1926 beschlossen die Stadtverordneten zunächst, einen relativ kleinen Flachbau zu errichten. Nach Intervention zahlreicher Turnvereine ließ man allerdings diesen Plan fallen und strebte eine großzügige – und wie sich zeigt – zukunftsfähige Lösung an. Es sollten zwei Turnhallen in einem Gebäude vereinigt werden, das in Zweitfunktion der Stadt auch als Feierhalle dienen konnte. Das Vorhaben, einschließlich der Finanzierung über Anleihen, wurde am 8. März 1927 im Konsens der Stadtverordneten aller Fraktionen getragen. Damit wollten Magistrat und Parlament in durchaus nicht leichten Zeiten, ein optimistisches Zeichen gerade auch für die Jugend setzen und, was nicht unterschätzt werden darf, durch die öffentliche Hand Aufträge und Arbeitsmöglichkeiten für das örtliche Gewerbe bieten. Mit dem Entwurf der Pläne wurde der Berliner Regi erungsbaumeister a. D. Kurt Vogeler, der zur gleichen Zeit auch mit dem Neubau der Sparkasse betraut war, beauftragt.

Die ausführenden Firmen kamen größtenteils aus Finsterwalde, die rund 100 000 vermauerten Klinkersteine waren ein Produkt der im Raum Senftenberg ansässigen Ilse Bergbau AG.

Am 24. Juni 1928, also nach nur einjähriger Bauzeit, konnte die Doppelturnhalle, deren obere Etage in erster Linie für die Realschüler und deren untere vorwiegend für die Mädchenschule reserviert war, eingeweiht werden. Geradezu euphorisch hieß es im «Volksblatt für die westliche Niederlausitz» : «Ist der äußerliche Eindruck dieses neuen Bauwerkes unserer Stadt schon ein gewaltiger, so wetteifert die Innenausstattung mit der äußeren Aufmachung und wir können ohne Selbstüberhebung wohl sagen...dass hier etwas Vorbildliches geschaffen» wurde.

63 Jahre später erfolgte nach einjähiger Renovierung und Umbau am ersten Tag der Deutschen Einheit die Wiedereinweihung der Doppelturnhalle.
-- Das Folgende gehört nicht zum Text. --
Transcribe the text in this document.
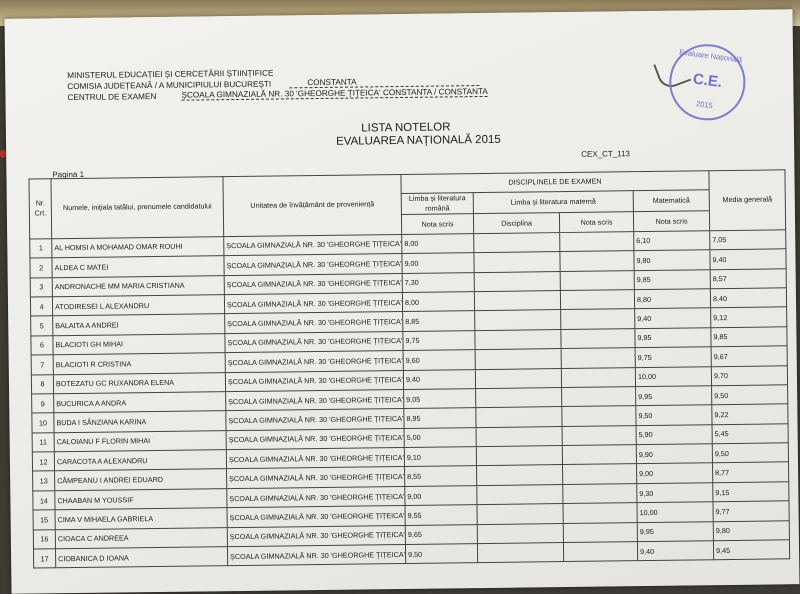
MINISTERUL EDUCAȚIEI ȘI CERCETĂRII ȘTIINȚIFICE
COMISIA JUDEȚEANĂ / A MUNICIPIULUI BUCUREȘTI
CENTRUL DE EXAMEN
CONSTANTA
ȘCOALA GIMNAZIALĂ NR. 30 'GHEORGHE ȚIȚEICA' CONSTANTA / CONSTANTA
LISTA NOTELOR
EVALUAREA NAȚIONALĂ 2015
Evaluare Națională
C.E.
2015
CEX_CT_113
Pagina 1
Nr. Crt.	Numele, inițiala tatălui, prenumele candidatului	Unitatea de învățământ de proveniență	DISCIPLINELE DE EXAMEN				Media generală
			Limba și literatura română	Limba și literatura maternă		Matematică	
			Nota scris	Disciplina	Nota scris	Nota scris	
1	AL HOMSI A MOHAMAD OMAR ROUHI	ȘCOALA GIMNAZIALĂ NR. 30 'GHEORGHE ȚIȚEICA'	8,00			6,10	7,05
2	ALDEA C MATEI	ȘCOALA GIMNAZIALĂ NR. 30 'GHEORGHE ȚIȚEICA'	9,00			9,80	9,40
3	ANDRONACHE MM MARIA CRISTIANA	ȘCOALA GIMNAZIALĂ NR. 30 'GHEORGHE ȚIȚEICA'	7,30			9,85	8,57
4	ATODIRESEI L ALEXANDRU	ȘCOALA GIMNAZIALĂ NR. 30 'GHEORGHE ȚIȚEICA'	8,00			8,80	8,40
5	BALAITA A ANDREI	ȘCOALA GIMNAZIALĂ NR. 30 'GHEORGHE ȚIȚEICA'	8,85			9,40	9,12
6	BLACIOTI GH MIHAI	ȘCOALA GIMNAZIALĂ NR. 30 'GHEORGHE ȚIȚEICA'	9,75			9,95	9,85
7	BLACIOTI R CRISTINA	ȘCOALA GIMNAZIALĂ NR. 30 'GHEORGHE ȚIȚEICA'	9,60			9,75	9,67
8	BOTEZATU GC RUXANDRA ELENA	ȘCOALA GIMNAZIALĂ NR. 30 'GHEORGHE ȚIȚEICA'	9,40			10,00	9,70
9	BUCURICA A ANDRA	ȘCOALA GIMNAZIALĂ NR. 30 'GHEORGHE ȚIȚEICA'	9,05			9,95	9,50
10	BUDA I SÂNZIANA KARINA	ȘCOALA GIMNAZIALĂ NR. 30 'GHEORGHE ȚIȚEICA'	8,95			9,50	9,22
11	CALOIANU F FLORIN MIHAI	ȘCOALA GIMNAZIALĂ NR. 30 'GHEORGHE ȚIȚEICA'	5,00			5,90	5,45
12	CARACOTA A ALEXANDRU	ȘCOALA GIMNAZIALĂ NR. 30 'GHEORGHE ȚIȚEICA'	9,10			9,90	9,50
13	CÂMPEANU I ANDREI EDUARD	ȘCOALA GIMNAZIALĂ NR. 30 'GHEORGHE ȚIȚEICA'	8,55			9,00	8,77
14	CHAABAN M YOUSSIF	ȘCOALA GIMNAZIALĂ NR. 30 'GHEORGHE ȚIȚEICA'	9,00			9,30	9,15
15	CIMA V MIHAELA GABRIELA	ȘCOALA GIMNAZIALĂ NR. 30 'GHEORGHE ȚIȚEICA'	9,55			10,00	9,77
16	CIOACA C ANDREEA	ȘCOALA GIMNAZIALĂ NR. 30 'GHEORGHE ȚIȚEICA'	9,65			9,95	9,80
17	CIOBANICA D IOANA	ȘCOALA GIMNAZIALĂ NR. 30 'GHEORGHE ȚIȚEICA'	9,50			9,40	9,45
Die kleine Festrede von Bürgermeister Wohmann ist nicht überliefert, aber sicherlich hätte er den Weiheworten seines Vorredners aus dem Jahre 1928, dem damaligen Bürgermeister Georg Geist, zustimmen können: «Durch Herrschaft über Körper und Geist zur Freiheit über uns selbst und in uns selbst.»